The red line drawn on the GPU graph shows the number of times a given frame was mis-presented (i.e. it was presented on a vsync interval other than it was predicted to). This indicates that it had reprojection applied in order to display at a different time than it was originally intended for.
'Late Start' is a special case where the application has exceeded its cpu budget for the frame, but has not yet dropped a frame due to this. This extra wiggle room comes from what we call 'running start'; it provides a 3ms buffer before the frame starts (i.e. vsync), for the application to begin feeding the gpu render commands for that frame.
More on this here: http://www.gdcvault.com/play/1021771/Advanced-VR.

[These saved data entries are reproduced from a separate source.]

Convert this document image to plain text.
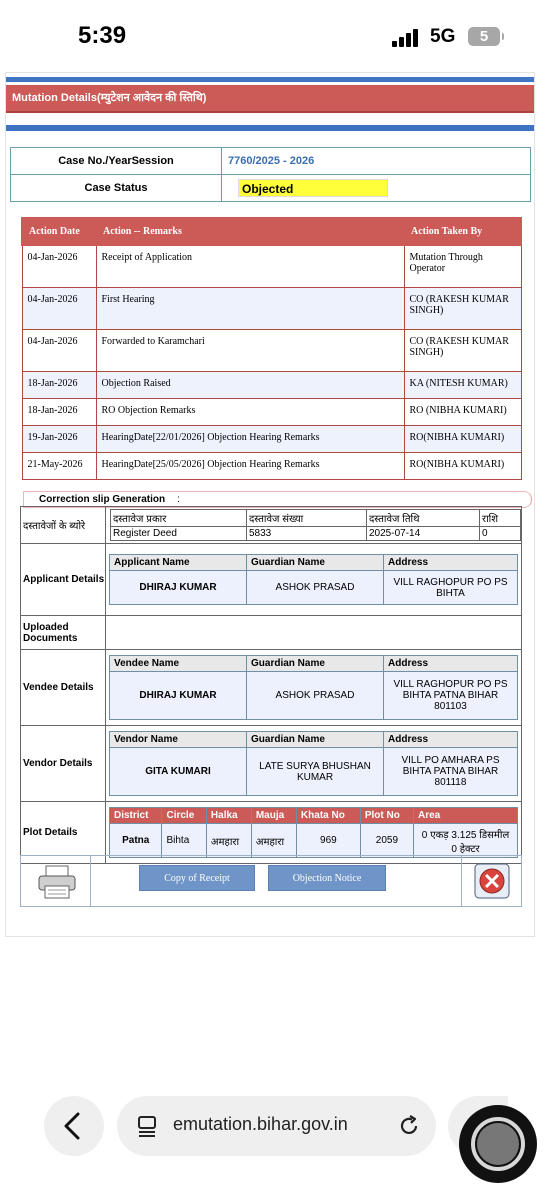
5:39	5G	5
Mutation Details(म्युटेशन आवेदन की स्तिथि)
Case No./YearSession	7760/2025 - 2026
Case Status	Objected
Action Date	Action -- Remarks	Action Taken By
04-Jan-2026	Receipt of Application	Mutation Through Operator
04-Jan-2026	First Hearing	CO (RAKESH KUMAR SINGH)
04-Jan-2026	Forwarded to Karamchari	CO (RAKESH KUMAR SINGH)
18-Jan-2026	Objection Raised	KA (NITESH KUMAR)
18-Jan-2026	RO Objection Remarks	RO (NIBHA KUMARI)
19-Jan-2026	HearingDate[22/01/2026] Objection Hearing Remarks	RO(NIBHA KUMARI)
21-May-2026	HearingDate[25/05/2026] Objection Hearing Remarks	RO(NIBHA KUMARI)
Correction slip Generation :
दस्तावेजों के ब्योरे	
दस्तावेज प्रकार	दस्तावेज संख्या	दस्तावेज तिथि	राशि
Register Deed	5833	2025-07-14	0

Applicant Details	
Applicant Name	Guardian Name	Address
DHIRAJ KUMAR	ASHOK PRASAD	VILL RAGHOPUR PO PS BIHTA

Uploaded Documents	
Vendee Details	
Vendee Name	Guardian Name	Address
DHIRAJ KUMAR	ASHOK PRASAD	VILL RAGHOPUR PO PS BIHTA PATNA BIHAR 801103

Vendor Details	
Vendor Name	Guardian Name	Address
GITA KUMARI	LATE SURYA BHUSHAN KUMAR	VILL PO AMHARA PS BIHTA PATNA BIHAR 801118

Plot Details	
District	Circle	Halka	Mauja	Khata No	Plot No	Area
Patna	Bihta	अमहारा	अमहारा	969	2059	0 एकड़ 3.125 डिसमील 0 हेक्टर
Copy of Receipt	Objection Notice
emutation.bihar.gov.in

In this example, you can see at frame 7964 the application did not hand off to the compositor until very near the end of the frame. This ate into its 'running start' time for the next frame, indicated by the red 'Late Start'. You can also see how this affects the gpu by introducing a bubble (idle time) indicated by the brownish 'Other' growing correspondingly. Here also, we see that because we've gotten so close to dropping frames by frame 7966, interleaved reprojection kicks in. The yellow idle time also jumps up (and off the top of the scale) indicating the application now has twice the budget to work with, and after three additional frames under budget, drops back to normal. This whole process repeats itself again about 60 frames later in this example.
Switching over to details view, we can see that something happened in the application to cause it to call WaitGetPoses much later than normal in these two cases.  At this point, you would need to dig into your application's profiler to determine the cause of that.
If you see something that doesn't make sense, post about it on the forums.